O neurofilósofo John Searle, em seu afã de distinguir consciência de inteligência, constrói uma parábola interessante. Imaginemos uma mulher que não consiga ver cores, que veja em preto e branco. Atormentada e fascinada por sua condição física, ela passa a estudar intensamente o conceito de cor, de espectro de ondas, de coloração de pigmentos e etc. Após anos de estudo, não há especialista melhor em cor do que ela. Contudo, nenhum dos seus conhecimentos a permite saber o que é ver uma cor. Ela sabe qual a faixa eletromagnética de todos os tons de azul, quais combinam e quais não, mas é incapaz de saber o que é ver a cor azul.

Quando estudei Searle brevemente, pensei em outro exemplo bastante pertinente.
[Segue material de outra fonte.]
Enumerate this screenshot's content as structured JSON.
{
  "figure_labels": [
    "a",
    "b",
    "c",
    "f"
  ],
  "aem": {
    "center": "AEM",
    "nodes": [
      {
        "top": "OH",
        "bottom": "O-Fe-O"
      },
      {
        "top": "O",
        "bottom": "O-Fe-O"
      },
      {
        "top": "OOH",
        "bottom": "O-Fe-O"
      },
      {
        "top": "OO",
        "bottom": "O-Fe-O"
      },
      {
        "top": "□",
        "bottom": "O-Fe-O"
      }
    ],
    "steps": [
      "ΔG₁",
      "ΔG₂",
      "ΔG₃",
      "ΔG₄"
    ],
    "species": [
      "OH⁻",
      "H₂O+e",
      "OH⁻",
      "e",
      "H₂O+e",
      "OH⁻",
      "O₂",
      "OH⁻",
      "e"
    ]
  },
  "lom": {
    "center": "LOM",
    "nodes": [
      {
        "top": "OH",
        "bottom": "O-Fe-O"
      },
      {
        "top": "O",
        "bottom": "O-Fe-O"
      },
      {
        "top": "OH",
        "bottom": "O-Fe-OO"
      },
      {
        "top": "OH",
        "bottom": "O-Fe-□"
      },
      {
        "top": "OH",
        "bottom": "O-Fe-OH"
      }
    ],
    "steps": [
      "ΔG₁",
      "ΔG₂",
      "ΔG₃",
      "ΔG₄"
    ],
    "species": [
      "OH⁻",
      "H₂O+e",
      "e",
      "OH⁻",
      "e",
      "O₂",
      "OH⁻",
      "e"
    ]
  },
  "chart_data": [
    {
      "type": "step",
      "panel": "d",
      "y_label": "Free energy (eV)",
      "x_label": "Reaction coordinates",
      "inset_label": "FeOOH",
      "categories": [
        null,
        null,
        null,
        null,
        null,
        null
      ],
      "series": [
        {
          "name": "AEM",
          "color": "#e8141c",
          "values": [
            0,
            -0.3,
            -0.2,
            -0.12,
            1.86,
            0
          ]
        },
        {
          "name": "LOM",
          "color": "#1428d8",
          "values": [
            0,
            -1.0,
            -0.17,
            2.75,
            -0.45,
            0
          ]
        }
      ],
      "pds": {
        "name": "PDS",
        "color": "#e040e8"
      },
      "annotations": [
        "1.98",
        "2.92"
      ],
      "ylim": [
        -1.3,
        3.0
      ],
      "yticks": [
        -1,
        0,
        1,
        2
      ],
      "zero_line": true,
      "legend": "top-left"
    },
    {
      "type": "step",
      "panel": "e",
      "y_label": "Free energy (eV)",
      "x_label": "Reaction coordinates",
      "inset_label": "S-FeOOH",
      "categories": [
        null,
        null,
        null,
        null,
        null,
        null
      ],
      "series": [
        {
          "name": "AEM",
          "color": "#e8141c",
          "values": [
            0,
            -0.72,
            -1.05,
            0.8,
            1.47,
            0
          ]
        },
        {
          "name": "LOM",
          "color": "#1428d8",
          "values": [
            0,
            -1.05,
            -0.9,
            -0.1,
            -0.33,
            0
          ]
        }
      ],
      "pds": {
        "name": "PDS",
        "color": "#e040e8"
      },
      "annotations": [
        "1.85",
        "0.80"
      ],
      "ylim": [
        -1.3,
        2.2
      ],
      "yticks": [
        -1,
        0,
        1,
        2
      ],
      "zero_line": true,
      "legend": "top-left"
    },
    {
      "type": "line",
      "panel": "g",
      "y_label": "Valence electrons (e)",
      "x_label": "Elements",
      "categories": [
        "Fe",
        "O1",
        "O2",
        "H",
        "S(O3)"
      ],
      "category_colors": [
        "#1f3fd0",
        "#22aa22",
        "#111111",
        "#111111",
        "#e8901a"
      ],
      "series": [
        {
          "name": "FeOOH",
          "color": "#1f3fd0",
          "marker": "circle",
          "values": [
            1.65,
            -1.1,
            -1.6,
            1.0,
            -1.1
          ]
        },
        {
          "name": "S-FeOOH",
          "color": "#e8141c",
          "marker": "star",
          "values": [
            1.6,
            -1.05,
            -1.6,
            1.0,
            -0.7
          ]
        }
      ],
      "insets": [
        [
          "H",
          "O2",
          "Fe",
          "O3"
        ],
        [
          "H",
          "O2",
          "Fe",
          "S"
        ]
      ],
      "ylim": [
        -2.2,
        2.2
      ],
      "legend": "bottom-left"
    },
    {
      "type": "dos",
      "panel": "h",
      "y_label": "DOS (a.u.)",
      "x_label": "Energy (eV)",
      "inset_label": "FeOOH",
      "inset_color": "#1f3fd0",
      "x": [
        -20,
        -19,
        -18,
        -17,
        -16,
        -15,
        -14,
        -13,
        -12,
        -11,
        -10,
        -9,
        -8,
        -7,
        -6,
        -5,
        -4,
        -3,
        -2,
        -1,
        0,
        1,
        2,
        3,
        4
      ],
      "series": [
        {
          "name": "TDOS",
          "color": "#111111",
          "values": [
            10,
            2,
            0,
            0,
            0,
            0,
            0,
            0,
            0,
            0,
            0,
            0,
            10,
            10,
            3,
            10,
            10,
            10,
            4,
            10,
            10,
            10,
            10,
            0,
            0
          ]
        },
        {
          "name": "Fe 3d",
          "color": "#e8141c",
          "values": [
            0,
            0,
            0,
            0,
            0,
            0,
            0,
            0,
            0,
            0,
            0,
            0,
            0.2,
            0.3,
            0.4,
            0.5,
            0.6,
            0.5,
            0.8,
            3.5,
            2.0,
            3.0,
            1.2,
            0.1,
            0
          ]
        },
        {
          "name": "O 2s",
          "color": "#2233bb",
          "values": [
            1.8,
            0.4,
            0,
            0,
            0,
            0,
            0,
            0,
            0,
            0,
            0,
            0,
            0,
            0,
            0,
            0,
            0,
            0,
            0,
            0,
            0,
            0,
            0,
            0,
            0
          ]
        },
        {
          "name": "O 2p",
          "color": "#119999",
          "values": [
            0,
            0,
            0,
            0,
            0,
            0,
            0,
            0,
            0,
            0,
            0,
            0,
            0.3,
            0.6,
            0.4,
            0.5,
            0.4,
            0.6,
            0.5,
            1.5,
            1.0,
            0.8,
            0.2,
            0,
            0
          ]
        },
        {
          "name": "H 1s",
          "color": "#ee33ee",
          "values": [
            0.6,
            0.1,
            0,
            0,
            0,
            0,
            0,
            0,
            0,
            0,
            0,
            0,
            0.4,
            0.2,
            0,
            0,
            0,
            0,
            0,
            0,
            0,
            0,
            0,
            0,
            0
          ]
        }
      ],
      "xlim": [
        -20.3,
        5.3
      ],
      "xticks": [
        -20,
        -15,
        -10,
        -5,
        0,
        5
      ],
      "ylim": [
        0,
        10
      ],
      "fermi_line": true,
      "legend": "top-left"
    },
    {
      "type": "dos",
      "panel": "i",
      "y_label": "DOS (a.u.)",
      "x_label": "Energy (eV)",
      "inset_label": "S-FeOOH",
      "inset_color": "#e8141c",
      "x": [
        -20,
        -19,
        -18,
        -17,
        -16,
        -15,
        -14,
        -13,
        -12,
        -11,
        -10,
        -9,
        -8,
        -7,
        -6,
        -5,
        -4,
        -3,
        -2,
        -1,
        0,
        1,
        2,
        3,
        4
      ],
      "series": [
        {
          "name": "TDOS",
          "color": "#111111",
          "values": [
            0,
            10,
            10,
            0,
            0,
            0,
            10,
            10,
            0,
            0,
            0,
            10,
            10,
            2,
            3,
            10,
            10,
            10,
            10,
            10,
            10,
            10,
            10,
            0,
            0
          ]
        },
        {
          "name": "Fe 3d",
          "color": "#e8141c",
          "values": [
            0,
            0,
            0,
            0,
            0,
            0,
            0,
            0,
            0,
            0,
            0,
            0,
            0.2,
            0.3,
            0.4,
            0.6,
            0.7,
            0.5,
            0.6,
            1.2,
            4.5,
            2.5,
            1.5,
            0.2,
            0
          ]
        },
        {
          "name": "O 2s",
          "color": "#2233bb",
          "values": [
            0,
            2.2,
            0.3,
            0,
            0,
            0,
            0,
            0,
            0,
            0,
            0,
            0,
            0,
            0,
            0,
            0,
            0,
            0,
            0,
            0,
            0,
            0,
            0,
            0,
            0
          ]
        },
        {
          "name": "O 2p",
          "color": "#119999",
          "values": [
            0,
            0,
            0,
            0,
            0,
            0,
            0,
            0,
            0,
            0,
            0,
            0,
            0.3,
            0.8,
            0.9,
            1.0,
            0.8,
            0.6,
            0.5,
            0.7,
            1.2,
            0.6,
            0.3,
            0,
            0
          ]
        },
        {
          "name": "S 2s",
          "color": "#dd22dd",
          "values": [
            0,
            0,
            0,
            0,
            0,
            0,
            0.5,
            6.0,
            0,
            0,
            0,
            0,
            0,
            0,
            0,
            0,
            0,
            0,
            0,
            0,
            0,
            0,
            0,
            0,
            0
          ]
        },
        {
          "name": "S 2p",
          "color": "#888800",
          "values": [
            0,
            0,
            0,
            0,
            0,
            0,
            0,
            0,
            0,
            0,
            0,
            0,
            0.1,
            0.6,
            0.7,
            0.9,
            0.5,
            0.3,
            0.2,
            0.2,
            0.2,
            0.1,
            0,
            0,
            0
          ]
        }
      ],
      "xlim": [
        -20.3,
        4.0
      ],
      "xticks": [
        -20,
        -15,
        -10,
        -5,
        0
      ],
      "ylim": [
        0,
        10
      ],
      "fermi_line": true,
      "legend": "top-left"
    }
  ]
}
Nós sabemos que os beija-flores veem os espectros de onda ultra-violeta, que nós humanos somos incapazes de ver. Apesar de sabermos que o beija-flor vê tal cor, somos absolutamente incapazes de saber que cor é o ultra-violeta. Todas as representações gráficas da cor ultra-violeta, em filmes, artes, videogames, a representa como a cor violeta(curiosamente, a cor “infra-vermelho” costuma ser representada pela cor verde, dado que fotos infra-vermelho são representadas em escalas de verde). A noção sobre espectro, o estudo sobre cor, não supera o vivenciar o fenômeno cor(usei a palavra “vivenciar”, já podem queimar o pós-moderno aqui). Existem “cores”, portanto, que somos capazes de entender sem jamais vivê-las.

Com o caso do Queer Museu, muitos vieram comentar sobre como a “censura” ao Santander foi similar à “censura” ao Itaú Cultural no caso do blackface, ou outras que a esquerda teria cometido. O correto, portanto, seria vivermos em uma sociedade sem dogmas, onde tudo pudesse ser discutido. Aqui, quero especificar um pouco o meu uso do termo “dogma”. Dogmas são espaços discursivos que superam o conceito de “consenso” e, assim, não são discutidos ou discutíveis. Tornam-se, assim, não-espaços de conversação, pressupostos básicos de toda conversa. O discurso anti-dogma liberal entende que não devem haver tais dogmas e pressupostos e que, portanto, toda e qualquer coisa deve ser discutível.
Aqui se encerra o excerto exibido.